Monday, August 14, 2006

8.14.06, Do Not Mismanage

I tried to keep today from being too hectic and planned out, neither of which characteristics are very good for calm and rejuvenation. But in the end I slacked off and missed a pain dose this afternoon and by about 8 p.m. or so I was perplexed and why the hell I was in so much pain. First goal, then, was to eliminate the pain, get back on top of it; second goal, find out whether it was breakthrough pain, something new, or what. Once I was up from lying down in order to get my body in check, always on either side never on the back, I realized it was Stupidity Pain. A whole new category. And goddam the stuff can be tiring; there is something very draining about pain as if one area hurts but a dozen related areas must tense up or respond in their own ways too.

So the Franky Scale, based on context as it is and being posted after all that, is 5. Not the model patient day for me, more like the day of the suck patient. Though I do want to do a better job for the next few days because the new chemo regimen will begin on Thursday, and chemo is always less fun than other days.

I'll ponder the events of Zion and Utah a bit further before reporting more about this trip. Tomorrow's the last day. Half day, then off with my carry-on full of gels and liquids to the airport.
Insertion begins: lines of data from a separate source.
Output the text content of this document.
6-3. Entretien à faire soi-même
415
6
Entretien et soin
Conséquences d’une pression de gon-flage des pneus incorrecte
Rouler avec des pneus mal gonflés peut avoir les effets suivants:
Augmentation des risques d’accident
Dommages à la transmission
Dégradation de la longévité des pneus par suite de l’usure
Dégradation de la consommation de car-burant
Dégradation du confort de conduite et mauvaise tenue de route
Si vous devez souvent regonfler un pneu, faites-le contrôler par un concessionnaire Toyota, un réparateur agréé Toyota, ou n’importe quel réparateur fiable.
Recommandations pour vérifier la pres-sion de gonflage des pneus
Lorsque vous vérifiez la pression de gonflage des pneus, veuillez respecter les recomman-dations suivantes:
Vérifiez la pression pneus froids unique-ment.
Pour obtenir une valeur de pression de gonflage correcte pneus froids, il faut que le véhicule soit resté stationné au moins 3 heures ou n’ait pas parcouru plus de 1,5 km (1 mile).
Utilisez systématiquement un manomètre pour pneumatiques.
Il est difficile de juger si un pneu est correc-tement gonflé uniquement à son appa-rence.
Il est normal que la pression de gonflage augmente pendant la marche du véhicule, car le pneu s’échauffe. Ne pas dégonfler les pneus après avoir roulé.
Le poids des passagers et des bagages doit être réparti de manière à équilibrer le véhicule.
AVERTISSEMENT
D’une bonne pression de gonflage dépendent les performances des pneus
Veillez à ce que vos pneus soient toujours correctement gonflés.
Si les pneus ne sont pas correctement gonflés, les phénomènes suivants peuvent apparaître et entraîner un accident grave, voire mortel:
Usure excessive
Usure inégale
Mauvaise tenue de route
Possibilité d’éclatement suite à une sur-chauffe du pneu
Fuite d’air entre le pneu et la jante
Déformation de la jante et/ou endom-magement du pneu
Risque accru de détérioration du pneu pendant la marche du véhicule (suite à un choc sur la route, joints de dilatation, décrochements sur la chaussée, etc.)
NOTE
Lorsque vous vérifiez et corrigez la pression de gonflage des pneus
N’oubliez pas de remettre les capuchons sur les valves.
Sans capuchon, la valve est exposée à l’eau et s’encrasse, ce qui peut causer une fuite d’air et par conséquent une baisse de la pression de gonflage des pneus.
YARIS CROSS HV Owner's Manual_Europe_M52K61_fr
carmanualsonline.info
On this last point, and I hope this won't be asking for trouble, but if there are any of you who would like to know specifics about family dynamics in the terminal cancer process, please send me a comment and ask. Perhaps anyone going through this might wonder how one family does it, tries to get through it, and maybe some interactive q & a will help. Just a thought.


Anonymous said...

have a safe flight home. hope the scale goes up and stays there.

david said...

Hey remember your meds! Give those folks at the airport something to think about.

O that Sunday post was grand! There's the sense of family and friends all around whose care does lift you up, and then the wonderful stillness of the very early morning, the 'great capacious empty.'

Good luck with the new chemo regimen, though that doesn't quite the right thing to write. But what would be? Thing is, I can keep following, and see.